It’s a reasonable question and one of the biggest ones real estate agents have to answer when they run up against the limits of their own time and energy in their business.
Having hired (and fired) dozens and dozens of people over the last two decades, I learned lots of lessons about whom to hire and when to do it.
Here’s the information you need to know for the two hires you must make if you want to grow to 100-plus transactions.
Before you run that next ad…
Now, your natural inclination is to run out and hire a buyer agent.
It makes sense, right? Hire a buyer agent and it’s a double win: no more chauffeuring buyers around town and half the commission on every deal a buyer agent brings in the door.
How could that be a bad thing?
Here’s how: any time you might be saving by not working with buyers is going to be invested in helping your buyer agent learn how to work independently of you to do the job you once did. Also, since you’re the best salesperson on your team, you will lose money - guaranteed - on the deals your buyer agent didn’t/couldn’t close that you would have been able to close.
If you really want to get leverage in your business and put yourself on track to sell 100 homes, there are the two key hires you must make: full-time administrative assistant and an Inside Sales Agent ( ISA ).
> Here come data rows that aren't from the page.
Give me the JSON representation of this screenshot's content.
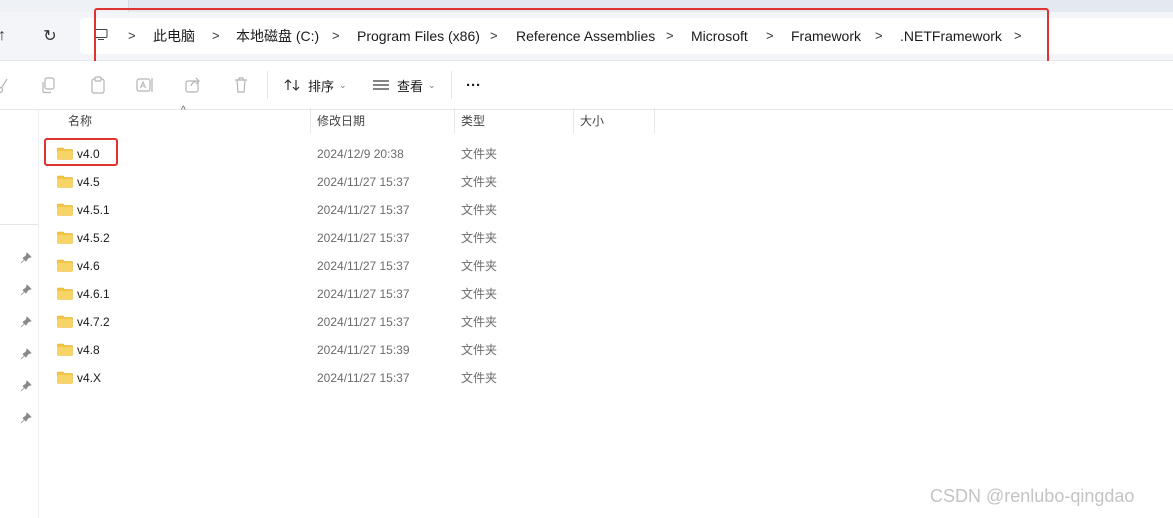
{
  "breadcrumb": {
    "items": [
      "此电脑",
      "本地磁盘 (C:)",
      "Program Files (x86)",
      "Reference Assemblies",
      "Microsoft",
      "Framework",
      ".NETFramework"
    ],
    "separator": ">"
  },
  "toolbar": {
    "sort_label": "排序",
    "view_label": "查看",
    "more_label": "···"
  },
  "columns": {
    "name": "名称",
    "modified": "修改日期",
    "type": "类型",
    "size": "大小"
  },
  "files": [
    {
      "name": "v4.0",
      "modified": "2024/12/9 20:38",
      "type": "文件夹"
    },
    {
      "name": "v4.5",
      "modified": "2024/11/27 15:37",
      "type": "文件夹"
    },
    {
      "name": "v4.5.1",
      "modified": "2024/11/27 15:37",
      "type": "文件夹"
    },
    {
      "name": "v4.5.2",
      "modified": "2024/11/27 15:37",
      "type": "文件夹"
    },
    {
      "name": "v4.6",
      "modified": "2024/11/27 15:37",
      "type": "文件夹"
    },
    {
      "name": "v4.6.1",
      "modified": "2024/11/27 15:37",
      "type": "文件夹"
    },
    {
      "name": "v4.7.2",
      "modified": "2024/11/27 15:37",
      "type": "文件夹"
    },
    {
      "name": "v4.8",
      "modified": "2024/11/27 15:39",
      "type": "文件夹"
    },
    {
      "name": "v4.X",
      "modified": "2024/11/27 15:37",
      "type": "文件夹"
    }
  ],
  "watermark": "CSDN @renlubo-qingdao",
  "colors": {
    "highlight_red": "#e0322e",
    "folder_yellow": "#f4c542"
  }
}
You’re at your best when you’re working on the highest-dollar-producing activities that fuel your business’ growth and profits.
The only way to do that is by handing off the activities that pay you less or not at all: administrative work and prospecting.
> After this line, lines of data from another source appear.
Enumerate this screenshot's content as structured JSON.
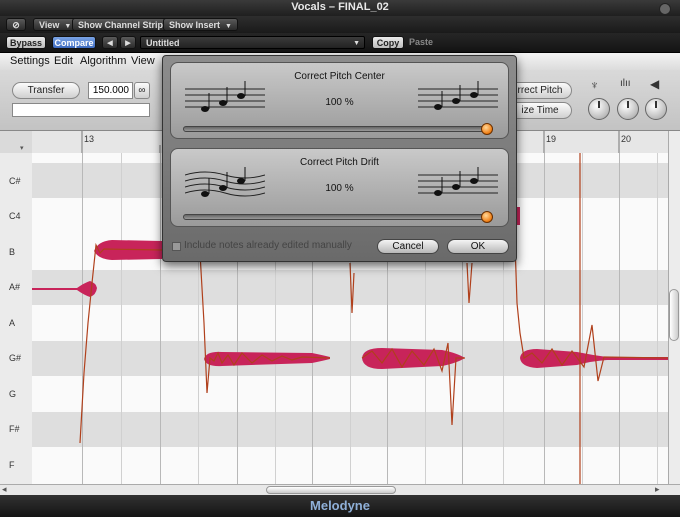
{
  "window": {
    "title": "Vocals – FINAL_02"
  },
  "header": {
    "view_label": "View",
    "channel_strip_label": "Show Channel Strip",
    "insert_label": "Show Insert",
    "bypass_label": "Bypass",
    "compare_label": "Compare",
    "prev_label": "◀",
    "next_label": "▶",
    "preset_name": "Untitled",
    "copy_label": "Copy",
    "paste_label": "Paste"
  },
  "menu": {
    "items": [
      "Settings",
      "Edit",
      "Algorithm",
      "View"
    ]
  },
  "toolbar": {
    "transfer_label": "Transfer",
    "tempo_value": "150.000",
    "correct_pitch_label": "rrect Pitch",
    "quantize_time_label": "ize Time"
  },
  "ruler": {
    "bar_numbers": [
      "13",
      "19",
      "20"
    ]
  },
  "keyboard": {
    "notes": [
      "C#",
      "C4",
      "B",
      "A#",
      "A",
      "G#",
      "G",
      "F#",
      "F"
    ]
  },
  "dialog": {
    "pitch_center": {
      "title": "Correct Pitch Center",
      "value": "100 %",
      "amount": 1.0
    },
    "pitch_drift": {
      "title": "Correct Pitch Drift",
      "value": "100 %",
      "amount": 1.0
    },
    "include_manual_label": "Include notes already edited manually",
    "include_manual_checked": false,
    "cancel_label": "Cancel",
    "ok_label": "OK"
  },
  "footer": {
    "brand": "Melodyne"
  },
  "colors": {
    "note_blob": "#c8245a",
    "pitch_curve": "#b0401c",
    "accent": "#f07c10"
  }
}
Here’s what you’re looking for in hiring both of these key individuals for your team:
Key Administrative Personnel
Hiring the right people so that you put them in the right seats on the bus can be a tough job.
Hire the wrong people or put the right people in the wrong position and you will experience significant dysfunction and a measurable reduction in productivity and job satisfaction.
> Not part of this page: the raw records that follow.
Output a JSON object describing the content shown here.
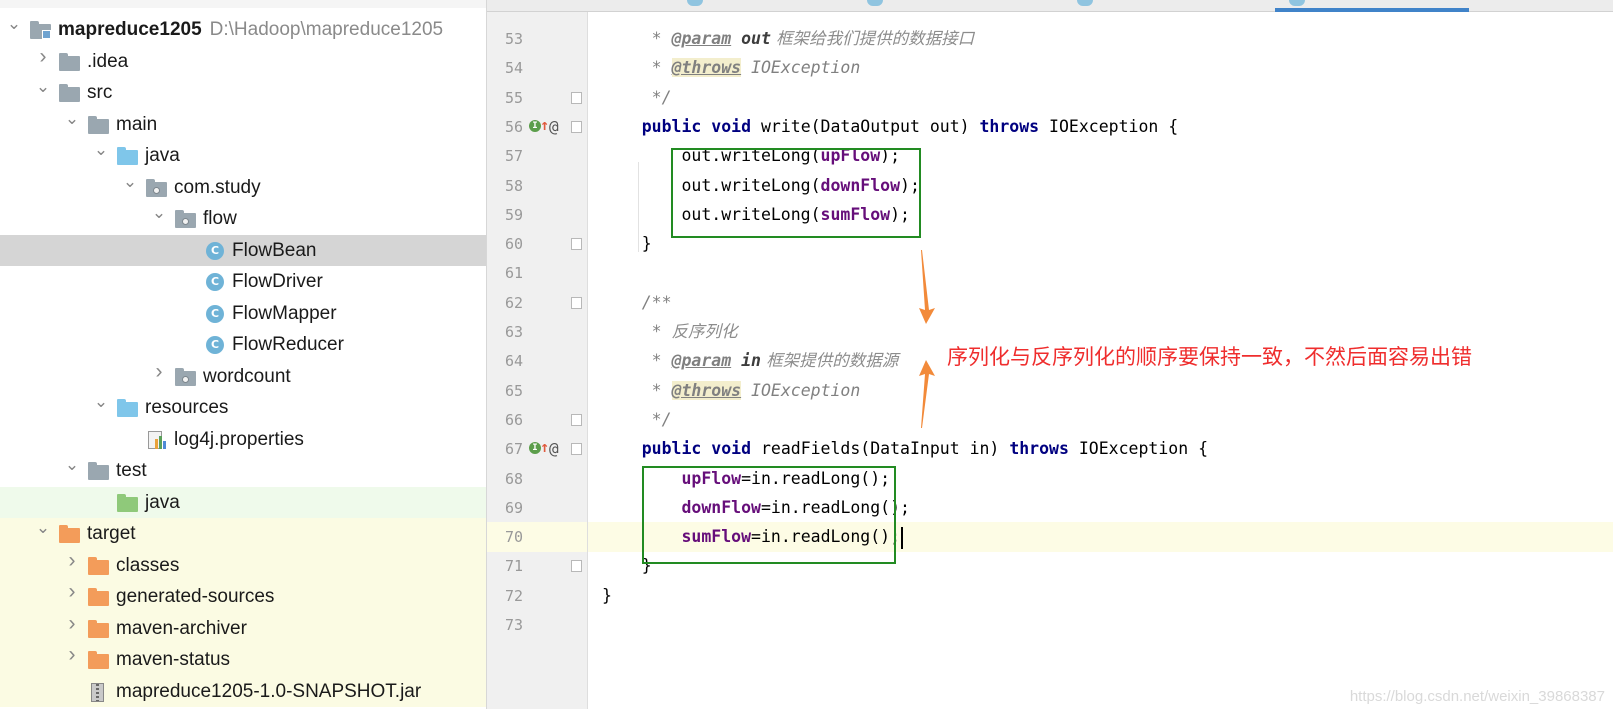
{
  "project": {
    "root_name": "mapreduce1205",
    "root_path": "D:\\Hadoop\\mapreduce1205",
    "tree": [
      {
        "label": "mapreduce1205",
        "depth": 0,
        "arrow": "down",
        "icon": "module-folder-icon"
      },
      {
        "label": ".idea",
        "depth": 1,
        "arrow": "right",
        "icon": "grey-folder-icon"
      },
      {
        "label": "src",
        "depth": 1,
        "arrow": "down",
        "icon": "grey-folder-icon"
      },
      {
        "label": "main",
        "depth": 2,
        "arrow": "down",
        "icon": "grey-folder-icon"
      },
      {
        "label": "java",
        "depth": 3,
        "arrow": "down",
        "icon": "source-folder-icon"
      },
      {
        "label": "com.study",
        "depth": 4,
        "arrow": "down",
        "icon": "package-icon"
      },
      {
        "label": "flow",
        "depth": 5,
        "arrow": "down",
        "icon": "package-icon"
      },
      {
        "label": "FlowBean",
        "depth": 6,
        "arrow": "none",
        "icon": "java-class-icon",
        "selected": true
      },
      {
        "label": "FlowDriver",
        "depth": 6,
        "arrow": "none",
        "icon": "java-class-icon"
      },
      {
        "label": "FlowMapper",
        "depth": 6,
        "arrow": "none",
        "icon": "java-class-icon"
      },
      {
        "label": "FlowReducer",
        "depth": 6,
        "arrow": "none",
        "icon": "java-class-icon"
      },
      {
        "label": "wordcount",
        "depth": 5,
        "arrow": "right",
        "icon": "package-icon"
      },
      {
        "label": "resources",
        "depth": 3,
        "arrow": "down",
        "icon": "resources-folder-icon"
      },
      {
        "label": "log4j.properties",
        "depth": 4,
        "arrow": "none",
        "icon": "properties-file-icon"
      },
      {
        "label": "test",
        "depth": 2,
        "arrow": "down",
        "icon": "grey-folder-icon"
      },
      {
        "label": "java",
        "depth": 3,
        "arrow": "none",
        "icon": "test-source-folder-icon",
        "test": true
      },
      {
        "label": "target",
        "depth": 1,
        "arrow": "down",
        "icon": "excluded-folder-icon",
        "excluded": true
      },
      {
        "label": "classes",
        "depth": 2,
        "arrow": "right",
        "icon": "excluded-folder-icon",
        "excluded": true
      },
      {
        "label": "generated-sources",
        "depth": 2,
        "arrow": "right",
        "icon": "excluded-folder-icon",
        "excluded": true
      },
      {
        "label": "maven-archiver",
        "depth": 2,
        "arrow": "right",
        "icon": "excluded-folder-icon",
        "excluded": true
      },
      {
        "label": "maven-status",
        "depth": 2,
        "arrow": "right",
        "icon": "excluded-folder-icon",
        "excluded": true
      },
      {
        "label": "mapreduce1205-1.0-SNAPSHOT.jar",
        "depth": 2,
        "arrow": "none",
        "icon": "jar-file-icon",
        "excluded": true
      }
    ]
  },
  "editor": {
    "current_line": "70",
    "lines": [
      {
        "n": "53",
        "parts": [
          [
            "cmt",
            "     * "
          ],
          [
            "tagparam",
            "@param"
          ],
          [
            "cmt",
            " "
          ],
          [
            "pname",
            "out"
          ],
          [
            "cmtcn",
            " 框架给我们提供的数据接口"
          ]
        ]
      },
      {
        "n": "54",
        "parts": [
          [
            "cmt",
            "     * "
          ],
          [
            "tagc",
            "@throws"
          ],
          [
            "cmt",
            " IOException"
          ]
        ]
      },
      {
        "n": "55",
        "parts": [
          [
            "cmt",
            "     */"
          ]
        ],
        "fold": true
      },
      {
        "n": "56",
        "parts": [
          [
            "kw",
            "    public void "
          ],
          [
            "plain",
            "write(DataOutput out) "
          ],
          [
            "kw",
            "throws "
          ],
          [
            "plain",
            "IOException {"
          ]
        ],
        "fold": true,
        "markers": true
      },
      {
        "n": "57",
        "parts": [
          [
            "plain",
            "        out.writeLong("
          ],
          [
            "fld",
            "upFlow"
          ],
          [
            "plain",
            ");"
          ]
        ]
      },
      {
        "n": "58",
        "parts": [
          [
            "plain",
            "        out.writeLong("
          ],
          [
            "fld",
            "downFlow"
          ],
          [
            "plain",
            ");"
          ]
        ]
      },
      {
        "n": "59",
        "parts": [
          [
            "plain",
            "        out.writeLong("
          ],
          [
            "fld",
            "sumFlow"
          ],
          [
            "plain",
            ");"
          ]
        ]
      },
      {
        "n": "60",
        "parts": [
          [
            "plain",
            "    }"
          ]
        ],
        "fold": true
      },
      {
        "n": "61",
        "parts": []
      },
      {
        "n": "62",
        "parts": [
          [
            "cmt",
            "    /**"
          ]
        ],
        "fold": true
      },
      {
        "n": "63",
        "parts": [
          [
            "cmt",
            "     * "
          ],
          [
            "cmtcn",
            "反序列化"
          ]
        ]
      },
      {
        "n": "64",
        "parts": [
          [
            "cmt",
            "     * "
          ],
          [
            "tagparam",
            "@param"
          ],
          [
            "cmt",
            " "
          ],
          [
            "pname",
            "in"
          ],
          [
            "cmtcn",
            " 框架提供的数据源"
          ]
        ]
      },
      {
        "n": "65",
        "parts": [
          [
            "cmt",
            "     * "
          ],
          [
            "tagc",
            "@throws"
          ],
          [
            "cmt",
            " IOException"
          ]
        ]
      },
      {
        "n": "66",
        "parts": [
          [
            "cmt",
            "     */"
          ]
        ],
        "fold": true
      },
      {
        "n": "67",
        "parts": [
          [
            "kw",
            "    public void "
          ],
          [
            "plain",
            "readFields(DataInput in) "
          ],
          [
            "kw",
            "throws "
          ],
          [
            "plain",
            "IOException {"
          ]
        ],
        "fold": true,
        "markers": true
      },
      {
        "n": "68",
        "parts": [
          [
            "plain",
            "        "
          ],
          [
            "fld",
            "upFlow"
          ],
          [
            "plain",
            "=in.readLong();"
          ]
        ]
      },
      {
        "n": "69",
        "parts": [
          [
            "plain",
            "        "
          ],
          [
            "fld",
            "downFlow"
          ],
          [
            "plain",
            "=in.readLong();"
          ]
        ]
      },
      {
        "n": "70",
        "parts": [
          [
            "plain",
            "        "
          ],
          [
            "fld",
            "sumFlow"
          ],
          [
            "plain",
            "=in.readLong();"
          ]
        ],
        "caret": true
      },
      {
        "n": "71",
        "parts": [
          [
            "plain",
            "    }"
          ]
        ],
        "fold": true
      },
      {
        "n": "72",
        "parts": [
          [
            "plain",
            "}"
          ]
        ]
      },
      {
        "n": "73",
        "parts": []
      }
    ]
  },
  "annotation": {
    "text": "序列化与反序列化的顺序要保持一致，不然后面容易出错",
    "color": "#ef2d2d",
    "arrow_color": "#f28a3a",
    "box_color": "#228b22"
  },
  "watermark": "https://blog.csdn.net/weixin_39868387"
}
To avoid making that mistake, your goal in filling this position is to find someone you can plug into your systems who can then take over about 85% of what happens in a listing or closing a transaction with little to no direction from you.
From a tactical standpoint, you’re looking for someone who can:
-Process a transaction
-Manage the listing process
-Provide outstanding customer service
-Handle the day-to-day operation of your office
-Assist any buyer agents on your team with their needs
-Be your gatekeeper
-Help keep you organized
Ideally, this person will be able to handle the technical and administrative aspects of keep your machine running while being able to troubleshoot any challenges that come their way while providing front- and back-office support.
More specifically, though, you’re looking for someone who can take the ball and run with it without you lording over them.
“Operators are the ‘do-ers’ in any enterprise – they’re the practically-minded folks that get stuff done...Because of their task-oriented disposition, Operators are often hard to spot in an office environment. Easily bored by meetings and unimpressed with simply putting in ‘facetime’, Operators don’t like to sit around idly, and can usually be found in jobs that keep them on the move.
You can recognize an Operator by certain behavioral traits:
They’re action-oriented.
They improvise to get things done – and move on.
They ask forgiveness, rather than permission.
They work prodigious hours.
They often work alone.
They don’t like being micromanaged.
Unless you’re working for a full-blown bureaucracy, no group or team, no organization or enterprise can ever achieve its goals without Operators.”
A good operator won’t just take care of the details, they’ll make sure that stuff gets done...plain and simple.